Voici, croyons - nous, les deux buts principaux que Moïse s’est proposés dans ses lois sur la distinction des animaux par rapport à l’alimentation. D’abord il a voulu séparer plus complètement son peuple des idolâtres au milieu et à côté desquels il devait vivre, et lui imprimer ainsi un caractère de sainteté qui le grandirait à ses propres yeux.

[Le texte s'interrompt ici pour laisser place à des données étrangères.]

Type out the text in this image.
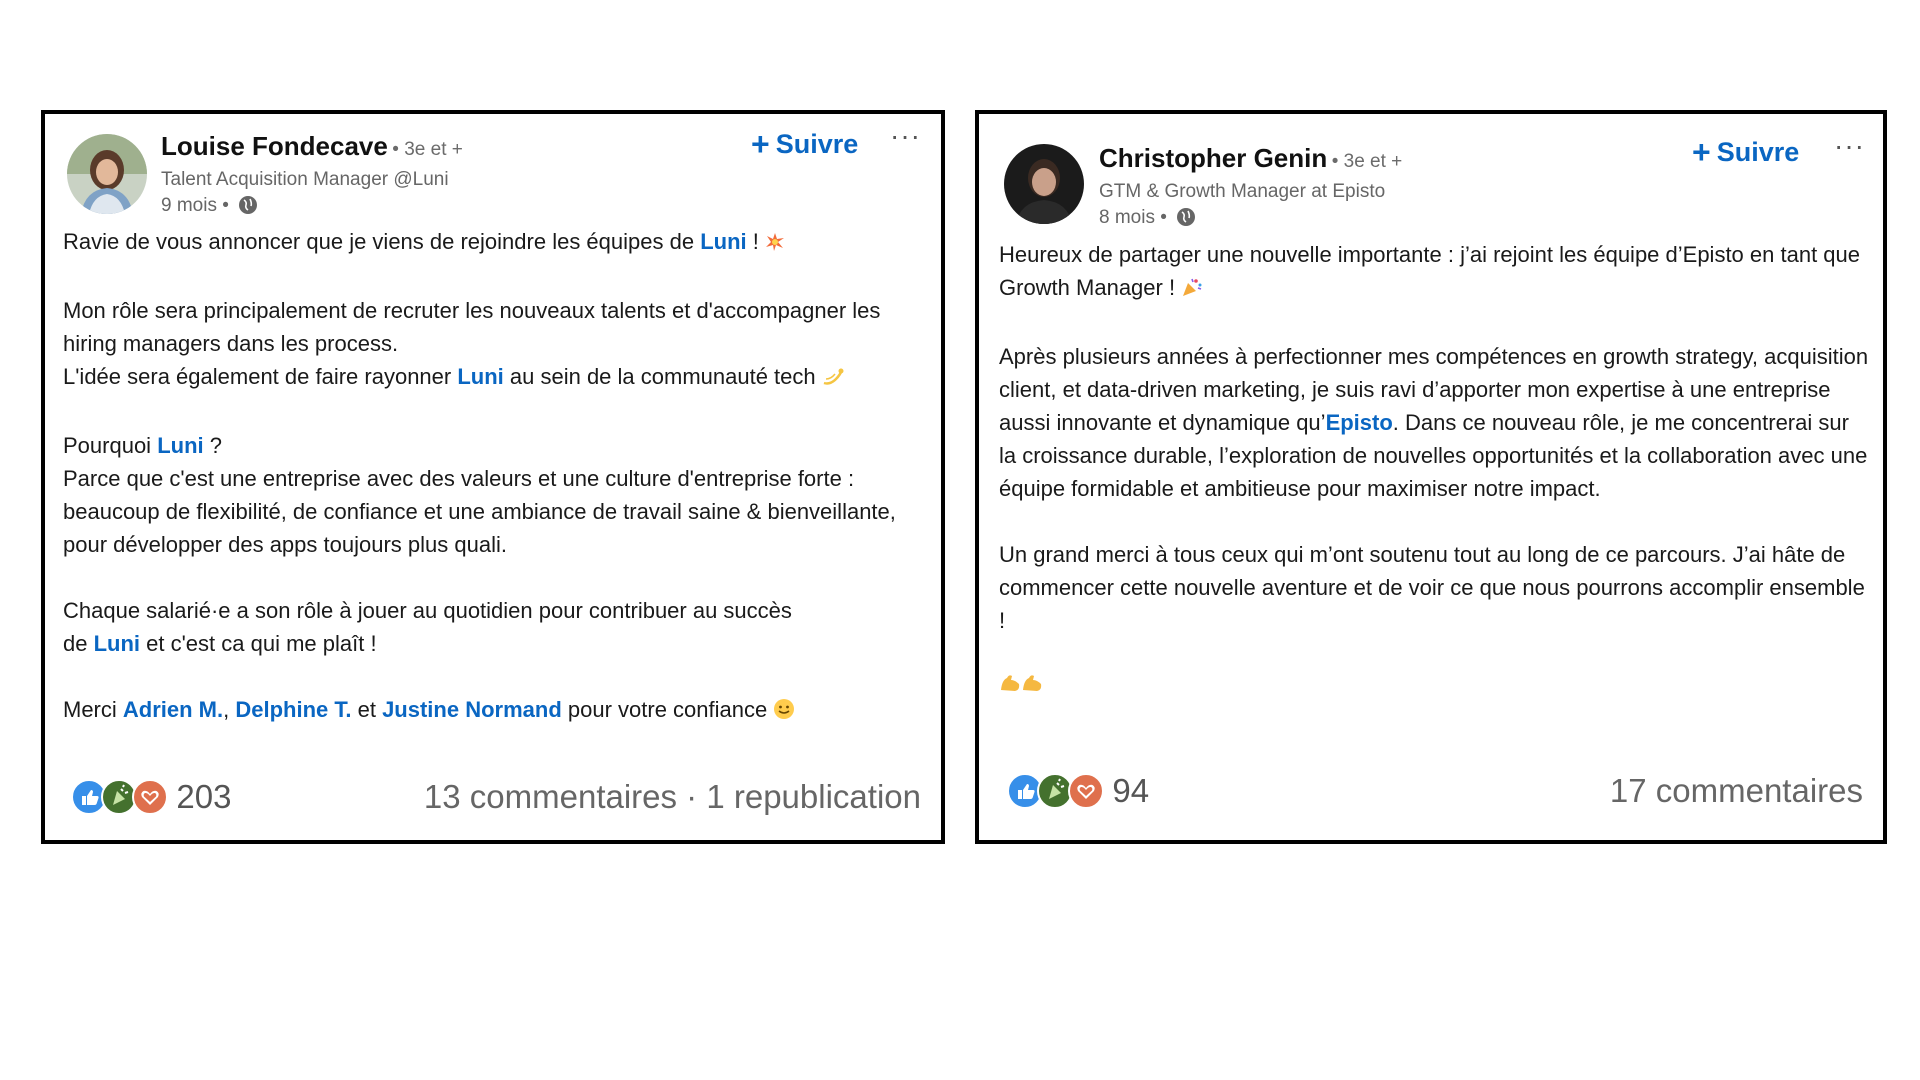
Louise Fondecave • 3e et +
Talent Acquisition Manager @Luni
9 mois •
+ Suivre ···

Ravie de vous annoncer que je viens de rejoindre les équipes de Luni !

Mon rôle sera principalement de recruter les nouveaux talents et d'accompagner les hiring managers dans les process.

L'idée sera également de faire rayonner Luni au sein de la communauté tech

Pourquoi Luni ?

Parce que c'est une entreprise avec des valeurs et une culture d'entreprise forte : beaucoup de flexibilité, de confiance et une ambiance de travail saine & bienveillante, pour développer des apps toujours plus quali.

Chaque salarié·e a son rôle à jouer au quotidien pour contribuer au succès

de Luni et c'est ca qui me plaît !

Merci Adrien M., Delphine T. et Justine Normand pour votre confiance

203	13 commentaires · 1 republication
Christopher Genin • 3e et +
GTM & Growth Manager at Episto
8 mois •
+ Suivre ···

Heureux de partager une nouvelle importante : j’ai rejoint les équipe d’Episto en tant que Growth Manager !

Après plusieurs années à perfectionner mes compétences en growth strategy, acquisition client, et data-driven marketing, je suis ravi d’apporter mon expertise à une entreprise aussi innovante et dynamique qu’Episto. Dans ce nouveau rôle, je me concentrerai sur la croissance durable, l’exploration de nouvelles opportunités et la collaboration avec une équipe formidable et ambitieuse pour maximiser notre impact.

Un grand merci à tous ceux qui m’ont soutenu tout au long de ce parcours. J’ai hâte de commencer cette nouvelle aventure et de voir ce que nous pourrons accomplir ensemble !

94	17 commentaires
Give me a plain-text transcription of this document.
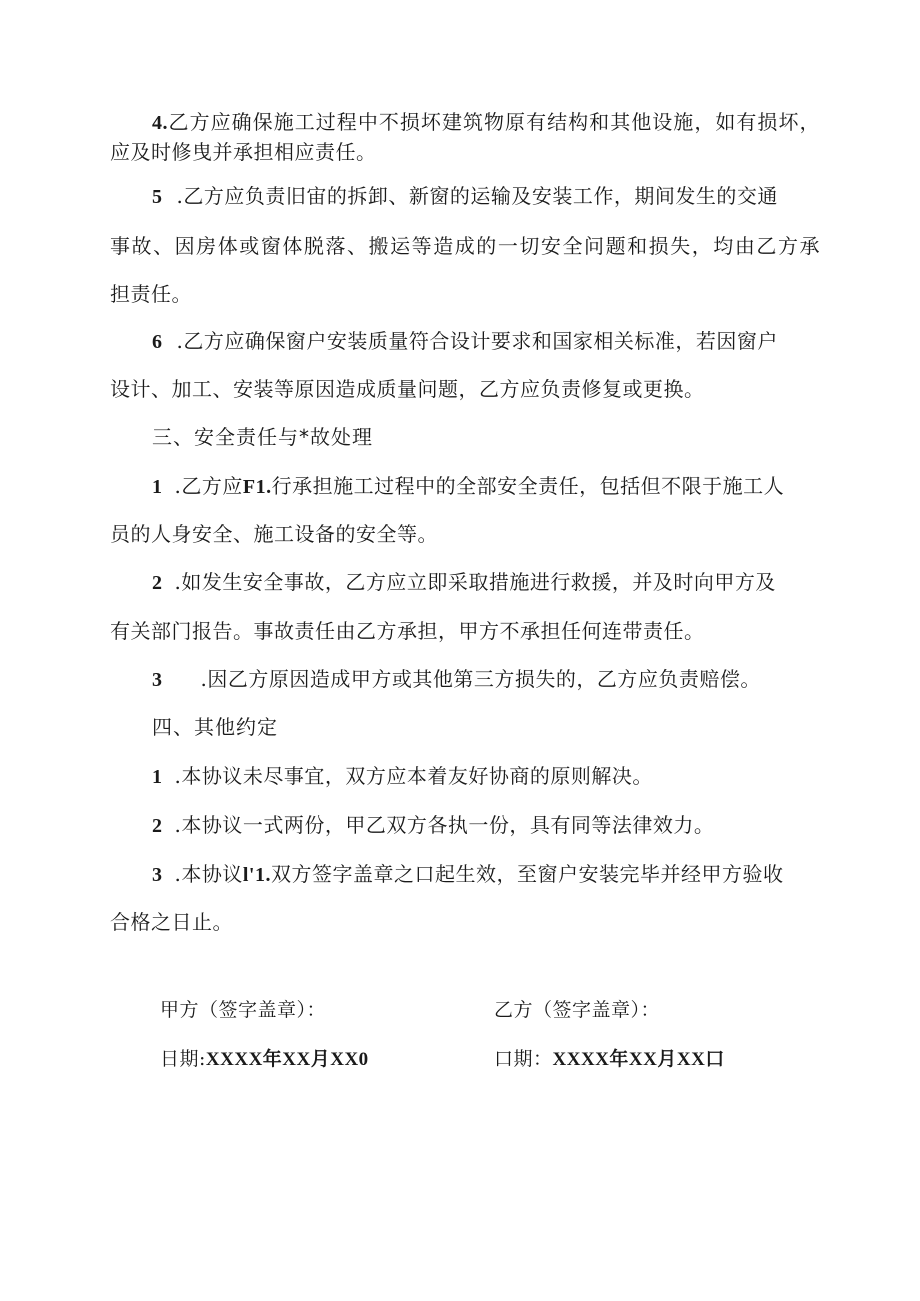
4.乙方应确保施工过程中不损坏建筑物原有结构和其他设施，如有损坏，
应及时修曳并承担相应责任。
5 .乙方应负责旧宙的拆卸、新窗的运输及安装工作，期间发生的交通
事故、因房体或窗体脱落、搬运等造成的一切安全问题和损失，均由乙方承
担责任。
6 .乙方应确保窗户安装质量符合设计要求和国家相关标准，若因窗户
设计、加工、安装等原因造成质量问题，乙方应负责修复或更换。
三、安全责任与*故处理
1 .乙方应F1.行承担施工过程中的全部安全责任，包括但不限于施工人
员的人身安全、施工设备的安全等。
2 .如发生安全事故，乙方应立即采取措施进行救援，并及时向甲方及
有关部门报告。事故责任由乙方承担，甲方不承担任何连带责任。
3 .因乙方原因造成甲方或其他第三方损失的，乙方应负责赔偿。
四、其他约定
1 .本协议未尽事宜，双方应本着友好协商的原则解决。
2 .本协议一式两份，甲乙双方各执一份，具有同等法律效力。
3 .本协议l'1.双方签字盖章之口起生效，至窗户安装完毕并经甲方验收
合格之日止。
甲方（签字盖章）：	乙方（签字盖章）：
日期:XXXX年XX月XX0	口期：XXXX年XX月XX口
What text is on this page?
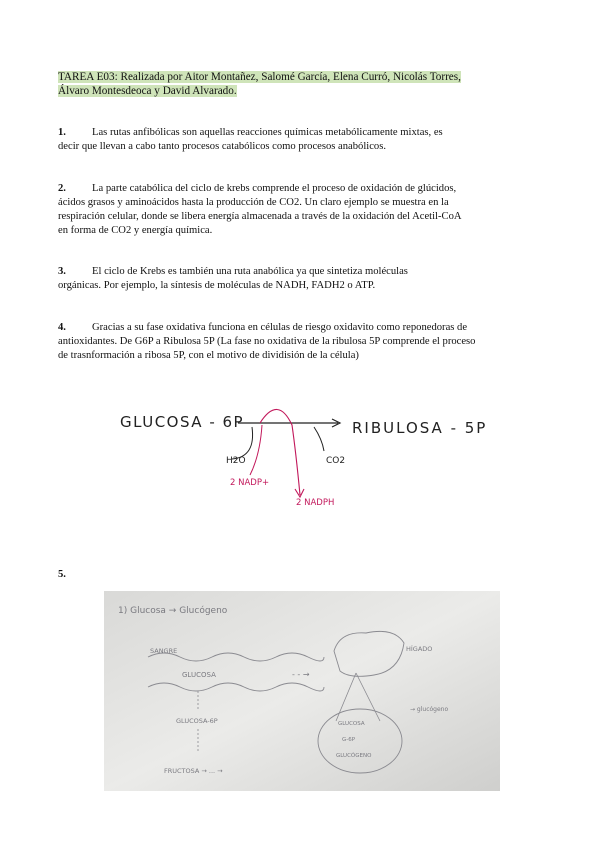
TAREA E03: Realizada por Aitor Montañez, Salomé García, Elena Curró, Nicolás Torres,
Álvaro Montesdeoca y David Alvarado.
1. Las rutas anfibólicas son aquellas reacciones químicas metabólicamente mixtas, es
decir que llevan a cabo tanto procesos catabólicos como procesos anabólicos.
2. La parte catabólica del ciclo de krebs comprende el proceso de oxidación de glúcidos,
ácidos grasos y aminoácidos hasta la producción de CO2. Un claro ejemplo se muestra en la
respiración celular, donde se libera energía almacenada a través de la oxidación del Acetil-CoA
en forma de CO2 y energía química.
3. El ciclo de Krebs es también una ruta anabólica ya que sintetiza moléculas
orgánicas. Por ejemplo, la síntesis de moléculas de NADH, FADH2 o ATP.
4. Gracias a su fase oxidativa funciona en células de riesgo oxidavito como reponedoras de
antioxidantes. De G6P a Ribulosa 5P (La fase no oxidativa de la ribulosa 5P comprende el proceso
de trasnformación a ribosa 5P, con el motivo de dividisión de la célula)
GLUCOSA - 6P	RIBULOSA - 5P
H2O	CO2
2 NADP+
2 NADPH
5.
1) Glucosa → Glucógeno
SANGRE
GLUCOSA	- - →
GLUCOSA-6P
FRUCTOSA → ... →
HÍGADO
GLUCOSA
G-6P
GLUCÓGENO
→ glucógeno
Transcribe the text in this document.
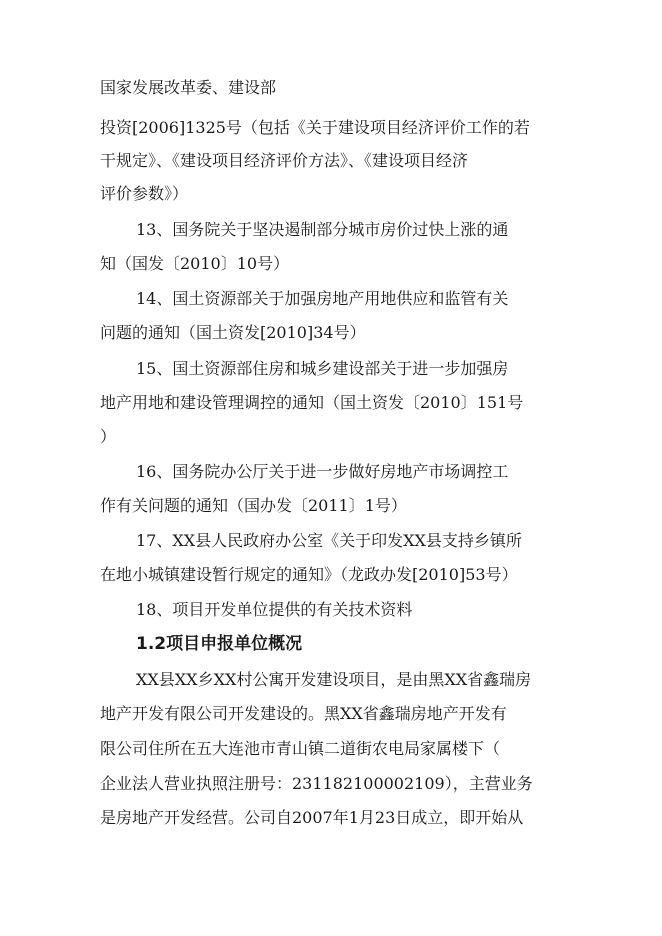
国家发展改革委、建设部
投资[2006]1325号（包括《关于建设项目经济评价工作的若
干规定》、《建设项目经济评价方法》、《建设项目经济
评价参数》）
13、国务院关于坚决遏制部分城市房价过快上涨的通
知（国发〔2010〕10号）
14、国土资源部关于加强房地产用地供应和监管有关
问题的通知（国土资发[2010]34号）
15、国土资源部住房和城乡建设部关于进一步加强房
地产用地和建设管理调控的通知（国土资发〔2010〕151号
）
16、国务院办公厅关于进一步做好房地产市场调控工
作有关问题的通知（国办发〔2011〕1号）
17、XX县人民政府办公室《关于印发XX县支持乡镇所
在地小城镇建设暂行规定的通知》（龙政办发[2010]53号）
18、项目开发单位提供的有关技术资料
1.2项目申报单位概况
XX县XX乡XX村公寓开发建设项目，是由黑XX省鑫瑞房
地产开发有限公司开发建设的。黑XX省鑫瑞房地产开发有
限公司住所在五大连池市青山镇二道街农电局家属楼下（
企业法人营业执照注册号：231182100002109），主营业务
是房地产开发经营。公司自2007年1月23日成立，即开始从
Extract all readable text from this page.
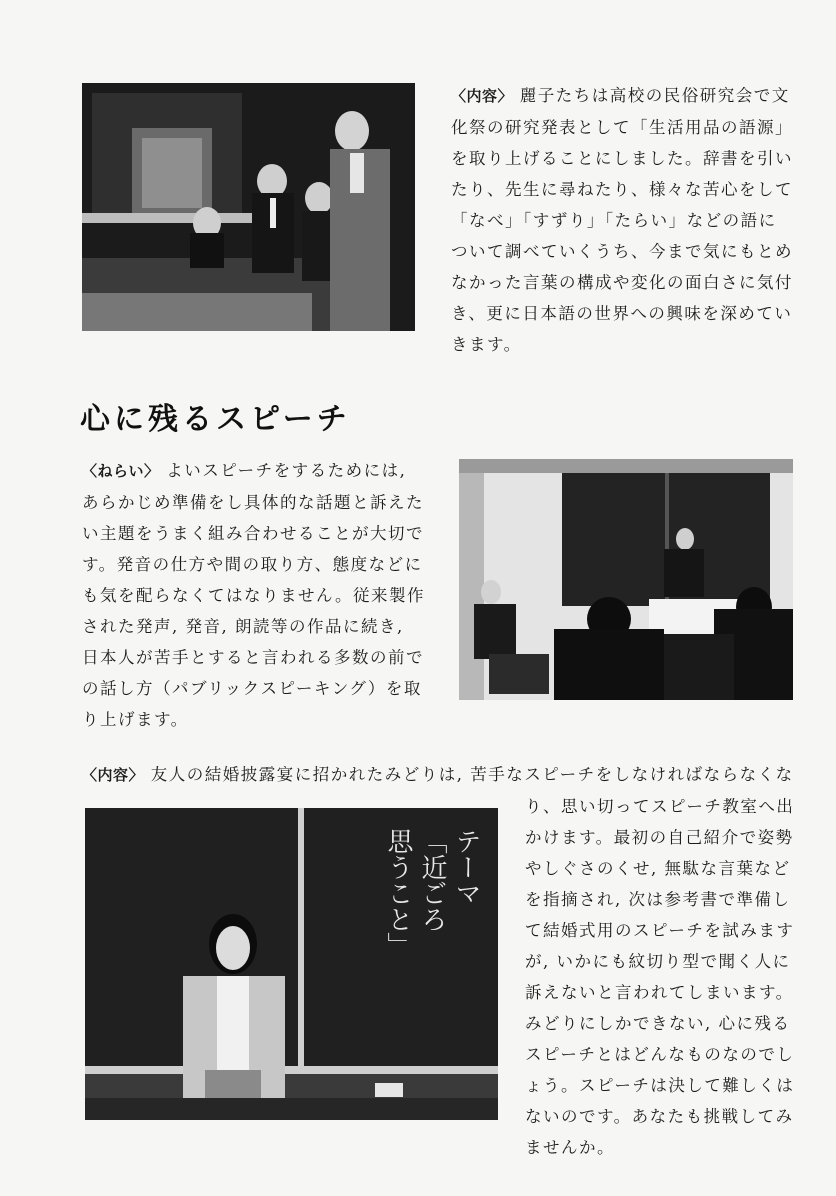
〈内容〉 麗子たちは高校の民俗研究会で文
化祭の研究発表として「生活用品の語源」
を取り上げることにしました。辞書を引い
たり、先生に尋ねたり、様々な苦心をして
「なべ」「すずり」「たらい」などの語に
ついて調べていくうち、今まで気にもとめ
なかった言葉の構成や変化の面白さに気付
き、更に日本語の世界への興味を深めてい
きます。
心に残るスピーチ
〈ねらい〉 よいスピーチをするためには,
あらかじめ準備をし具体的な話題と訴えた
い主題をうまく組み合わせることが大切で
す。発音の仕方や間の取り方、態度などに
も気を配らなくてはなりません。従来製作
された発声, 発音, 朗読等の作品に続き,
日本人が苦手とすると言われる多数の前で
の話し方（パブリックスピーキング）を取
り上げます。
〈内容〉 友人の結婚披露宴に招かれたみどりは, 苦手なスピーチをしなければならなくな
テーマ
「近ごろ
思うこと」
り、思い切ってスピーチ教室へ出
かけます。最初の自己紹介で姿勢
やしぐさのくせ, 無駄な言葉など
を指摘され, 次は参考書で準備し
て結婚式用のスピーチを試みます
が, いかにも紋切り型で聞く人に
訴えないと言われてしまいます。
みどりにしかできない, 心に残る
スピーチとはどんなものなのでし
ょう。スピーチは決して難しくは
ないのです。あなたも挑戦してみ
ませんか。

Le but principal de la législation mosaïque a été de conserver dans Israël le culte du vrai Dieu, et par conséquent de le détourner à tout prix de l’idolâtrie. Le moyen général pris par Moïse pour atteindre ce but a été de « séparer » les Israélites des peuples idolâtres qui étaient leurs voisins. Remarquons que Dieu lui-même, dans le même but, a séparé physiquement son peuple de tous ses voisins, en le cantonnant dans un petit pays « nvironné de toutes parts soit par la mer, soit par des rivières, soit par des montagnes ou des déserts. Cette séparation physique, quoique efficace, ne suffisait pourtant pas, soit parce que, après tout, les Israélites ou les étrangers pouvaient franchir la barrière qui les séparait, soit parce que des étrangers idolâtres vivaient au milieu même des Israélites ou dans un voisinage très rapproché. Jud., ii, 3 ; 20-23 ; iii, 1-5. Il fallut donc, outre la séparation physique, une séparation morale. Or, un des moyens, parmi beaucoup d’autres, de cette séparation morale, c’est la loi dont nous parlons. Afin de rendre plus difficiles, plus rares, et moins intimes les relations de son peuple avec les idolâtres, ses voisins, Moïse lui défend de manger de plusieurs espèces d’animaux dont pouvaient manger ces idolâtres ; il déclare ces animaux, au point de vue de l’alimentation, impurs et exécrables ; il ne veut pas que les Israélites en souillent leur corps et leur âme. Lev., xi, 43. Aussi, c’est cette idée de séparation, et, en conséquence, de sainteté, qui se manifeste chaque fois que Dieu propose cette loi à son peuple : « Je suis, leur dit-il, le Seigneur votre Dieu, qui vous ai séparés de tous les peuples ; séparez donc aussi vous-mêmes les animaux impurs de ceux qui sont purs… Ainsi vous serez saints, parce que je suis saint, moi, le Seigneur, et que je vous ai séparés de tous les peuples, afin que vous fussiez à moi. » Lev., xx, 25-26. Cf. Deut., xiv, 2-3.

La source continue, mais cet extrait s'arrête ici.